だがアニエスが耐えきれず、机へ突っ伏している。
「アニエス」
「ごめん、何でもない」
マリアンヌが立ち上がる。
「セラフィーナ様。私たちは、無理に誰かと誰かを結びつけるつもりはありません」
「では、なぜ私を見て話すのですか」
「大切なことだからです」
王女は真面目だった。
「王宮では、婚姻は家と家の契約でした。相手を好きかどうかを尋ねられることはありません」
セラフィーナの表情が少し固くなる。
「ここでは、違ってよいと思うのです。選ぶのは本人であるべきです」
「それは同意します」
「なら、セラフィーナ様も、ご自分の気持ちを大切にしてください」
「私の?」
「はい」
マリアンヌは俺を見ない。
あえて見ないことで、余計に何を言っているかわかってしまう。
「私たちは応援します。でも、急かしません。困らせることもしません」
クレアもうなずいた。
「お二人が安全に、ご自身の言葉で進めるよう、必要な余白をお作りするだけです」
「余白?」
「たとえば、散歩へ行く時に、護衛を少し離れた位置へ置くなど」
「それは通常の警備配置では」
「通常より少しだけ、です」
アニエスが顔を上げる。
「私は、余計な誤解を起こさない担当ね。アレンの腕をつかまない」
「覚えていたのですか」
セラフィーナの声が少し上ずる。
「もちろん」
皆の視線が、俺とセラフィーナの間を行き来する。
落ち着かない。
「俺たちの意見は?」
俺が尋ねる。
「最優先です」
クレアが答えた。
「嫌なことはしません。
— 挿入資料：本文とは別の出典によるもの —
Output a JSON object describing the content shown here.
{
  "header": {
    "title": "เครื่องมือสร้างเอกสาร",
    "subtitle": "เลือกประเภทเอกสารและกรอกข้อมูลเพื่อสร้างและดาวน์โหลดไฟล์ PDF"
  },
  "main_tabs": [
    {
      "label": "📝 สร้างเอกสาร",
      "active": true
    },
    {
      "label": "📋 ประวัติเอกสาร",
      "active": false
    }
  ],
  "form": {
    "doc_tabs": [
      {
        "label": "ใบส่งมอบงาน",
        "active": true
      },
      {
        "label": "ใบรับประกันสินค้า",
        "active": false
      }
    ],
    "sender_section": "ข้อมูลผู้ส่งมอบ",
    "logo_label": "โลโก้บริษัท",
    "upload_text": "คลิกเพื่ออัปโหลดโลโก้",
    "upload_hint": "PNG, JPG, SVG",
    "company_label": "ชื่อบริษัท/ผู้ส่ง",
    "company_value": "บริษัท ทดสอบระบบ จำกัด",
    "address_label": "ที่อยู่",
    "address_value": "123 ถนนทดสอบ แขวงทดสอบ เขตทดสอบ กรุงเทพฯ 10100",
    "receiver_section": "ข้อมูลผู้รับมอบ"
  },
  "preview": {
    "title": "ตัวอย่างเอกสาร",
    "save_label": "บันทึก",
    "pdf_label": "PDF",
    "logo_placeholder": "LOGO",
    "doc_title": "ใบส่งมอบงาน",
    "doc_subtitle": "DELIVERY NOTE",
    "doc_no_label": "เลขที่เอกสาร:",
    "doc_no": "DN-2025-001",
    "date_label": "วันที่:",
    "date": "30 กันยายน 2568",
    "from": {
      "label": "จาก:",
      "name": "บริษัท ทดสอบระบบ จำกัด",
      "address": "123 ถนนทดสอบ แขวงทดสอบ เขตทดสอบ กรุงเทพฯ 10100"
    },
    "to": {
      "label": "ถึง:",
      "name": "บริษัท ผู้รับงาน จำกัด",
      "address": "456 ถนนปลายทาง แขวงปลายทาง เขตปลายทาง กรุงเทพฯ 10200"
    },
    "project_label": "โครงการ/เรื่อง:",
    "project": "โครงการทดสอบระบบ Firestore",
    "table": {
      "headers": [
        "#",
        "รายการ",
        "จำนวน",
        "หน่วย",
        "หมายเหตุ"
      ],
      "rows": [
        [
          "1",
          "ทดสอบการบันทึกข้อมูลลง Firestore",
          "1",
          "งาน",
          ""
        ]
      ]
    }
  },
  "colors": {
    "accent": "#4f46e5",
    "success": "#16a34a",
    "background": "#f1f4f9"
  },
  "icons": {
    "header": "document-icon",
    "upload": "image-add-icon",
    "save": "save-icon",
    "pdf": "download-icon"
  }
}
二人きりになるのが困るなら、必ず誰かつきます」
「困るわけでは」
セラフィーナが言いかけて止まる。
「では、今朝の庭の視察はお二人で」
マリアンヌが提案した。
「私は学校を拝見します。クレアとアニエスに案内していただきます」
「護衛は」
「ガレスが配置します」
「視察するのは庭だけですよ」
「庭にも危険はあります」
「どんな?」
「……蜂など」
苦しい理由だった。
「それから、同盟には規則が必要です」
セラフィーナが言う。
「第一に、本人の許可なく接触を作らないこと。第二に、誤解を利用しないこと。第三に、職務へ支障を出さないこと」
「もう制度化してる」
アニエスが笑う。
「必要でしょう」
「恋路応援同盟に規約ができましたね」
マリアンヌが真剣にうなずく。
クレアは紙へ三項目を書き留めた。
「では、第四に、お二人が嫌だとおっしゃった場合は即時中止を」
「当然です」
「第五に、見守る者が楽しみすぎないこと」
俺が追加すると、三人が黙った。
「それは守れるんですか」
「努力いたします」
クレアだけが答えた。
マリアンヌは規約の紙へ、小さく署名した。
「王女の名は書けませんので、書記官の娘として」
「その署名に効力はあるのですか」
「気持ちの問題です」
セラフィーナはため息をつきながらも、その紙を破ろうとはしなかった。
結局、俺とセラフィーナは二人で庭へ出た。
とはいえ、館の窓という窓から視線を感じる。
「見られていますね」
「見られています」
「落ち着きません」
「戻りますか」
「いいえ」
セラフィーナは歩みを止めなかった。
「せっかく作っていただいた余白ですから」
その言葉に、胸が少し速くなる。
花壇の前で、彼女が立ち止まる。
「アレン」
「はい」
「皆さんの配慮を、どう思いますか」
「ありがたいですが、少し恥ずかしいです」
「私もです」
「嫌では?」
「嫌なら、ここへ来ていません」
セラフィーナは前を向いたまま答えた。
俺も、それ以上は聞かなかった。
花壇を見て、雨で傾いた支柱を直し、次に植える薬草の相談をする。
特別なことは何も起こらない。
それでよかった。
窓の向こうでは、三人がこちらを見ていた。
俺が振り返ると、全員が一斉に隠れた。
「見守るというより、監視ですね」
「まだ距離感を学んでいる途中なのでしょう」
「同盟の方が?」
「ええ」
セラフィーナが笑う。
「私たちも、同じですから」
並んで歩く距離は、昨日より少しだけ近かった。